IDF footage from attack tunnel shows alleged Hezbollah members still inside
Israeli military robot films within cross-border tunnel 25 meters below ground, detonates small charge next to suspected terror operative, scaring him away
Judah Ari Gross is The Times of Israel's religions and Diaspora affairs correspondent.
Hezbollah operatives were working inside a cross-border tunnel when it was exposed by the Israeli military on Tuesday morning, the IDF spokesperson said at a press conference, showing footage he said was filmed mere hours earlier inside the underground passage.
In the video, which was filmed by a small Israeli military robot, two men could be seen walking into the tunnel from the entrance inside Lebanon on Tuesday morning, hours before the army announced that the tunnel had been located and would soon be destroyed.
One of the men can be seen approaching the robot, which sets off a small explosive device, scaring them away.
The Israel Defense Forces said the tunnel, which extended some 40 meters into Israel, was the “first of what are sure to be many” attack tunnels dug by Hezbollah across the border from southern Lebanon discovered as part of a newly launched operation, known as Northern Shield.
According to the Israeli military, the operation is expected to last several weeks and is being led by the head of the IDF Northern Command Maj. Gen. Yoel Strick.
“The operation will continue until the outcome is achieved, however long that may take,” Prime Minsiter Benjamin Netanyahu said at the same press conference addressed by the IDF spokesperson at the Defense Ministry in Tel Aviv.
Speaking after Netanyahu, IDF Chief of Staff Gadi Eisenkot said Northern Shield was launched before Hezbollah’s tunnels were made operational and “became an immediate and direct threat to northern communities and army bases.”
The military deployed reinforcements to northern Israel as a precaution in case the Iran-backed Hezbollah launches retaliatory strikes or raids in response to the operation.
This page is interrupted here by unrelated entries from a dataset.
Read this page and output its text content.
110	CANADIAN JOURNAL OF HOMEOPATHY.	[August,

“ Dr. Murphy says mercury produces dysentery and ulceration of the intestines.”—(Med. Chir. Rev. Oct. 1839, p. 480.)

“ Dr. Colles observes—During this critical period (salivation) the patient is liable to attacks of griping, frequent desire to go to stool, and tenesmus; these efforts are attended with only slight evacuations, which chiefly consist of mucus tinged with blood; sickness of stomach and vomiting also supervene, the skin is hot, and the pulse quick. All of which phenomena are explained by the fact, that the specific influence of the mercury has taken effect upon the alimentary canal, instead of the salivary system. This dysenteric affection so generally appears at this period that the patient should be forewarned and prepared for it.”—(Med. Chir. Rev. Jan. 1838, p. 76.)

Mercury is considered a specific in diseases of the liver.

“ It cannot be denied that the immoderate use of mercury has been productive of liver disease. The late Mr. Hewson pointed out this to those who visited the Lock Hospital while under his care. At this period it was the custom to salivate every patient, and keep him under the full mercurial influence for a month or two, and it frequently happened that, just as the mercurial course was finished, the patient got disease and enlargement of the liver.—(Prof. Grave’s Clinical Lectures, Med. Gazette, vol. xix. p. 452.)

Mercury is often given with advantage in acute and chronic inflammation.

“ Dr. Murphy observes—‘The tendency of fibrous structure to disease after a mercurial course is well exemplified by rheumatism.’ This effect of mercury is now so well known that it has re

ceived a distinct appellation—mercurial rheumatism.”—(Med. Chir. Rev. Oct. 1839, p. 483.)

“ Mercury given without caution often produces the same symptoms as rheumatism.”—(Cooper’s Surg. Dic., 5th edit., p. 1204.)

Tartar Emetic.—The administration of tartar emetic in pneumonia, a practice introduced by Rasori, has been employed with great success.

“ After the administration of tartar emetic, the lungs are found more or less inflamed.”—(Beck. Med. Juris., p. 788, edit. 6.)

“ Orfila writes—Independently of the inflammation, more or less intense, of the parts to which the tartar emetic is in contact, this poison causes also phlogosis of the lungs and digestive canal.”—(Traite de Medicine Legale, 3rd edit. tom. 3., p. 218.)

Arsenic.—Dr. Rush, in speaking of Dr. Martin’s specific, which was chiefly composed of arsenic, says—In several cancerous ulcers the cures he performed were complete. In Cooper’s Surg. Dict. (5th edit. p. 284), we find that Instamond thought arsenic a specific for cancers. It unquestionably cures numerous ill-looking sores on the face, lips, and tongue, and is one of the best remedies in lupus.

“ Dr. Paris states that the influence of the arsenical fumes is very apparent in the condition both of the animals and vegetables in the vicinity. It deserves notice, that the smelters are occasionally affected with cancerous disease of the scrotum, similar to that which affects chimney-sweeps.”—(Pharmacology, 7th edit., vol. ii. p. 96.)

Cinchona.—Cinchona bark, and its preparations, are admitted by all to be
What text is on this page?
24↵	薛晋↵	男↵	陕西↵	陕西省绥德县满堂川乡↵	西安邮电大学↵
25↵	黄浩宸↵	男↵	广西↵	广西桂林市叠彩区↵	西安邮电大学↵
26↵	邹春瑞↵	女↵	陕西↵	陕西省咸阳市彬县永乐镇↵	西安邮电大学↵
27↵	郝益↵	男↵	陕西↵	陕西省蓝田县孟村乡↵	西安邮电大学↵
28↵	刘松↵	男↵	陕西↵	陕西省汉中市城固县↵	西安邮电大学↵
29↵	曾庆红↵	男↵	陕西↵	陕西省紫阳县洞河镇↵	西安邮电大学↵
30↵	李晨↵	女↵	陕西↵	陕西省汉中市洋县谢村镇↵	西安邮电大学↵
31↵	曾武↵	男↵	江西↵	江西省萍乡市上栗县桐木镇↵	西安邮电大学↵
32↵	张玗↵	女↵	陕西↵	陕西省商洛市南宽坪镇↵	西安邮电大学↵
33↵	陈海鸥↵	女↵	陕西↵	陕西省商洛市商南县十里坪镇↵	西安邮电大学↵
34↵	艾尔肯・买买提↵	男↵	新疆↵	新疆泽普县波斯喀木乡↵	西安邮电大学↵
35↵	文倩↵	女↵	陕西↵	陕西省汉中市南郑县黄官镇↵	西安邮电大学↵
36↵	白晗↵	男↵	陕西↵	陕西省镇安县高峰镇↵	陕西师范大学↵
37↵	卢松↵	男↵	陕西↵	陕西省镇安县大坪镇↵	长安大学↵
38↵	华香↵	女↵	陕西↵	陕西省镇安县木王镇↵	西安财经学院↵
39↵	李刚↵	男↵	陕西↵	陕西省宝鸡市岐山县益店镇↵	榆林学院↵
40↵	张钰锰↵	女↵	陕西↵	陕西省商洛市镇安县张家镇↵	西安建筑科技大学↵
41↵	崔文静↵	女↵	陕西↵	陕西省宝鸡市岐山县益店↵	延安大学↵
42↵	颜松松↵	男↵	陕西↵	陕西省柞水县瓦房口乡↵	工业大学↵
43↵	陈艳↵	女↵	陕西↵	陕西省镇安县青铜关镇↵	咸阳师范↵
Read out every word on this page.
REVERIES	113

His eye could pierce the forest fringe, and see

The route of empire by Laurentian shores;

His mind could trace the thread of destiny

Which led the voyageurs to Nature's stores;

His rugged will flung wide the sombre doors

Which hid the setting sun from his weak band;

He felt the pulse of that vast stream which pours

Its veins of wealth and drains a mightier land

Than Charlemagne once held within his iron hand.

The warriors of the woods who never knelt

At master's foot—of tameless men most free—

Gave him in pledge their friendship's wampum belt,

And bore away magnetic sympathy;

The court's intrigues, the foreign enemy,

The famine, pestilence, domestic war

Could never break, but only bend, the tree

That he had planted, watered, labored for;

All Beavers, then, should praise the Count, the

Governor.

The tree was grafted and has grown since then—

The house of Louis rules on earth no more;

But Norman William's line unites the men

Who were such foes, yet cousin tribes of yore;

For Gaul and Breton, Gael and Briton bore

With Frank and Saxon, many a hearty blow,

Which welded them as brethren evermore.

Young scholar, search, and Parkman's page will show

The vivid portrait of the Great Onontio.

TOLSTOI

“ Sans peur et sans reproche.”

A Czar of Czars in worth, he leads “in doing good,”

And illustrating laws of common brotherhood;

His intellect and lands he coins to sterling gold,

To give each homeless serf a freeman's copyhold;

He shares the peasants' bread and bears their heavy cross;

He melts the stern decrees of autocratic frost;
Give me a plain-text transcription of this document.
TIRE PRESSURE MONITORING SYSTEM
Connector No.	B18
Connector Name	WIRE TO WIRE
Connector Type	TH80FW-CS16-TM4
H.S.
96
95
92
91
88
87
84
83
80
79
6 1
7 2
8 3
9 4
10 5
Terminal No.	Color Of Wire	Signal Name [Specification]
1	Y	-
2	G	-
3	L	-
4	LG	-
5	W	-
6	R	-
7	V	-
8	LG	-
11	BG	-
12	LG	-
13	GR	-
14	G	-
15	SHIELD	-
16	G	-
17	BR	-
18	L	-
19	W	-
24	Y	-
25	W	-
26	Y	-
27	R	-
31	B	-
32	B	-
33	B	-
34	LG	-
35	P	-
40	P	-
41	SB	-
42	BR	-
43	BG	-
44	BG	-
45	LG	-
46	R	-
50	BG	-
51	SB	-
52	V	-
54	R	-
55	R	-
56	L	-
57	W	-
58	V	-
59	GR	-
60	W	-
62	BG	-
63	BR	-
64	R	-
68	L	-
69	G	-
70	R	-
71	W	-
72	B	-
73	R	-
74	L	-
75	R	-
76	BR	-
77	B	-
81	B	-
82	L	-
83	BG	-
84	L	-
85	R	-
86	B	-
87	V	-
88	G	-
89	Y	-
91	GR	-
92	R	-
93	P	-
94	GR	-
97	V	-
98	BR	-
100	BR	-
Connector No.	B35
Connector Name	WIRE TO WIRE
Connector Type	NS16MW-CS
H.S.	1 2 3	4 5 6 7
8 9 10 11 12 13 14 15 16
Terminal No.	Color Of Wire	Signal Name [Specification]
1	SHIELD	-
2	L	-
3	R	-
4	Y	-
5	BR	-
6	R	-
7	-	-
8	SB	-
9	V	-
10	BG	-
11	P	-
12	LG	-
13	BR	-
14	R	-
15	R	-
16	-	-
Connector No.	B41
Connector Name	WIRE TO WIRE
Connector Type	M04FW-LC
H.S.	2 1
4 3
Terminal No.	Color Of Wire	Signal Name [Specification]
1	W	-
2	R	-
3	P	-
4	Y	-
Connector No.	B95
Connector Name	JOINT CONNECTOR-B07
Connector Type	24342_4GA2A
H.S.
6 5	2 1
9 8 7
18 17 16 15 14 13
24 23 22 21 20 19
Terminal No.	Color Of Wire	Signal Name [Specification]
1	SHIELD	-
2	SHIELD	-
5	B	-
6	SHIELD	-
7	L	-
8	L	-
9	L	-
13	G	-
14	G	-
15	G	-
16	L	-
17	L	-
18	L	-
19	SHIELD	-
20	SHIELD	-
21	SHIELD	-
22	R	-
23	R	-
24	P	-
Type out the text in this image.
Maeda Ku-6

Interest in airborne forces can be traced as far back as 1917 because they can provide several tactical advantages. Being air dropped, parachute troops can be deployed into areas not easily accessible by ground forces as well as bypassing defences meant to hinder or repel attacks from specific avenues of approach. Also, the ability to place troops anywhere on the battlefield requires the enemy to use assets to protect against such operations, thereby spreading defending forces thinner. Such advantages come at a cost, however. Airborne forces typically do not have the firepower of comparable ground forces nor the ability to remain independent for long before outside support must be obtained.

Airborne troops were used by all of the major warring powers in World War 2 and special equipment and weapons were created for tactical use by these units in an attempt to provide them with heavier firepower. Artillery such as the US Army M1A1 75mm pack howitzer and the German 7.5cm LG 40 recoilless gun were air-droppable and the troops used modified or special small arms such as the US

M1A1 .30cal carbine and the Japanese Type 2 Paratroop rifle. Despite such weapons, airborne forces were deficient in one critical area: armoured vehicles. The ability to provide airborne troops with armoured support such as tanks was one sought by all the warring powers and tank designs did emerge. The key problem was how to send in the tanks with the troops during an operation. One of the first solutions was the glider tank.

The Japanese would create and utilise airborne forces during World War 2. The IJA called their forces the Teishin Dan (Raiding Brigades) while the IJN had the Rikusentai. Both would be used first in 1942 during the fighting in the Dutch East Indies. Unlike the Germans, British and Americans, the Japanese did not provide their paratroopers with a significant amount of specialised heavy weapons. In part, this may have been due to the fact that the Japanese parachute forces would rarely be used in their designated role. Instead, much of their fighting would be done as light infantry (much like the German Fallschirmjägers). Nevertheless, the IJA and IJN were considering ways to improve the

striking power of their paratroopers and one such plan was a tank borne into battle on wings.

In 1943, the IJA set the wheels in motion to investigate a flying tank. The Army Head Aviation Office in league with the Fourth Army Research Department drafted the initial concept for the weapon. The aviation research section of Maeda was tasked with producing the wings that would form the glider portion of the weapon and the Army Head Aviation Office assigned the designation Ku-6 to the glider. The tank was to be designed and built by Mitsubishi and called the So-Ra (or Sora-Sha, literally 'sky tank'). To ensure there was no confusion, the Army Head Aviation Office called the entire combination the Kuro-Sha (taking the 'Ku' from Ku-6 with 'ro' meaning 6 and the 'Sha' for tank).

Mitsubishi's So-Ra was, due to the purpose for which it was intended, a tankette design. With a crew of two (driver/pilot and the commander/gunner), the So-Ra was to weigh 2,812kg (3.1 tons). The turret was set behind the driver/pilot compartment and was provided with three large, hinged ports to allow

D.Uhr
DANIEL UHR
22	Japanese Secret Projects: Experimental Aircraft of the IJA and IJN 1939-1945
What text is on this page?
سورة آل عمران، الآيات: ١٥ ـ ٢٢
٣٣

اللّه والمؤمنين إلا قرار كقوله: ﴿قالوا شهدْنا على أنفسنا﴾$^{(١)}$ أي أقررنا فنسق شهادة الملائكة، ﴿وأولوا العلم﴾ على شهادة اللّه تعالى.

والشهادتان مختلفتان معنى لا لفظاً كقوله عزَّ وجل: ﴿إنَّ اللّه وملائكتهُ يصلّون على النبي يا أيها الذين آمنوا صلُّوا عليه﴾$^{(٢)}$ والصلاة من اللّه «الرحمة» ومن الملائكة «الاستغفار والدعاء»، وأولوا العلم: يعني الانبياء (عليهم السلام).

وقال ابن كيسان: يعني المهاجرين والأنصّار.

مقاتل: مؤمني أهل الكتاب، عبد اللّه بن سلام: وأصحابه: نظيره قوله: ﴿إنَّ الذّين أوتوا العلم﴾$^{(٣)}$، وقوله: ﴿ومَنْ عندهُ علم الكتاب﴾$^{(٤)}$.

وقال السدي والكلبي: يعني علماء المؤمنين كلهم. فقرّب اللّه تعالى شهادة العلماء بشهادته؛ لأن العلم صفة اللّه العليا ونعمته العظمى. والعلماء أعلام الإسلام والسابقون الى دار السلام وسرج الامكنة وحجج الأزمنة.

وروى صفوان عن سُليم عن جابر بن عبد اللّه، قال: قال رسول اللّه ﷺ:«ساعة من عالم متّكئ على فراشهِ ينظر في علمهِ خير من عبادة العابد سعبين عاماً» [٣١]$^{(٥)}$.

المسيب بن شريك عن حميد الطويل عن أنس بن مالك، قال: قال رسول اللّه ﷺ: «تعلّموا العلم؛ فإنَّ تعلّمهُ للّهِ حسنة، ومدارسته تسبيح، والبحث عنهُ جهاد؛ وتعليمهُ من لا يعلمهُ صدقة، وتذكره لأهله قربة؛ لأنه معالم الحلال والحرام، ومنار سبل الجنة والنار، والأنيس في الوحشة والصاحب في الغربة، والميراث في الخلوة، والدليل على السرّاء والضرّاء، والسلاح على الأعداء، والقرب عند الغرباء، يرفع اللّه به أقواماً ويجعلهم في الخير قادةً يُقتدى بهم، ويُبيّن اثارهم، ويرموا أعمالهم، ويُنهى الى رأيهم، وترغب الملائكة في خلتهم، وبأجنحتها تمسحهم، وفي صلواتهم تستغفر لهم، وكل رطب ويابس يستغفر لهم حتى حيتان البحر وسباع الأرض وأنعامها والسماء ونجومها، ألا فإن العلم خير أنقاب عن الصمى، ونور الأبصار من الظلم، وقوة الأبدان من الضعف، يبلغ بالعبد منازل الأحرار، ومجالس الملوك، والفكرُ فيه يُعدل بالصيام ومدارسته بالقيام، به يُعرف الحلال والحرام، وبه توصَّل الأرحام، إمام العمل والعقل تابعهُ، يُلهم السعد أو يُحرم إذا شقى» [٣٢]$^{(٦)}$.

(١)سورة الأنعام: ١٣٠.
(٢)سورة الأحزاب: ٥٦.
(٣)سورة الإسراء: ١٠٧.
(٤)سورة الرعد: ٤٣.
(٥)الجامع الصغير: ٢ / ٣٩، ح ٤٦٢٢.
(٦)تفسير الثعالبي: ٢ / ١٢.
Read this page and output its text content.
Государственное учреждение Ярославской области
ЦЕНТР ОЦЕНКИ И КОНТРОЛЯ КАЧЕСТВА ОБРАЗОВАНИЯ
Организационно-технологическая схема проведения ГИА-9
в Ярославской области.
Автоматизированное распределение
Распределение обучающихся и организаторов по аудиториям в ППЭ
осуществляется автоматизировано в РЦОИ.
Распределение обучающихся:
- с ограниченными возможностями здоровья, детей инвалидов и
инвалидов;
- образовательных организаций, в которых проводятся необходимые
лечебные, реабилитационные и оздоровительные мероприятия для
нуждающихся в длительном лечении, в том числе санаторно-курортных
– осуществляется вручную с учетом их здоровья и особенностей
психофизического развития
The army also called up a small number of reservists, from combat engineering, air defense, and administrative units.
“This morning we initiated action to thwart Hezbollah’s intrusion into our territory, to improve our security reality in the north… to strike and to continue to strike Iranian entrenchment in the north,” Eisenkot said.
According to the IDF spokesperson, Brig. Gen. Ronen Manelis, the tunnel that was uncovered on Tuesday originated under an ostensibly civilian building, meters away from a position controlled by the UN peacekeeping force UNIFIL, which is meant to ensure that armed groups other than the Lebanese military stay away from the border zone under UN Resolution 1701.
Israel has long been critical of what it describes as UNIFIL’s failure to rein in the powerful, Iran-backed Hezbollah terrorist group, which the IDF says maintains a large arsenal in the area despite Resolution 1701.
Manelis also presented footage captured by the IDF from above Lebanon, which he said showed Hezbollah using civilian trucks to hide the dirt and rocks from the excavation of the tunnels.
According to the IDF, the tunnel originated in the Lebanese village of Kafr Kila, near the Israeli border, and was approximately 200 meters (650 feet) long. It was dug some 25 meters (80 feet) below ground and was approximately two meters (six feet) tall by two meters (six feet) wide, which would easily make it large enough for heavily armed to pass through it.
The tunnel contained a ventilation system, electricity, and communication lines, the army said.
Eisenkot said that in the wake of the 2014 Gaza war, in which the threat of Hamas tunnels was a major issue, the Israeli military “built a highly advanced operational, technological engineering and intelligence capability to neutralize attack tunnels, both in the north and in the south.”
The army chief said the heads of communities in northern Israel were informed of the operation ahead of time and lauded them for showing “responsibility” by not revealing that it was poised to take place.
He said that the IDF was “in possession of Hezbollah’s offensive tunneling plans” and called on Israelis to “feel safe, to continue their daily routines and to continue traveling to the north.”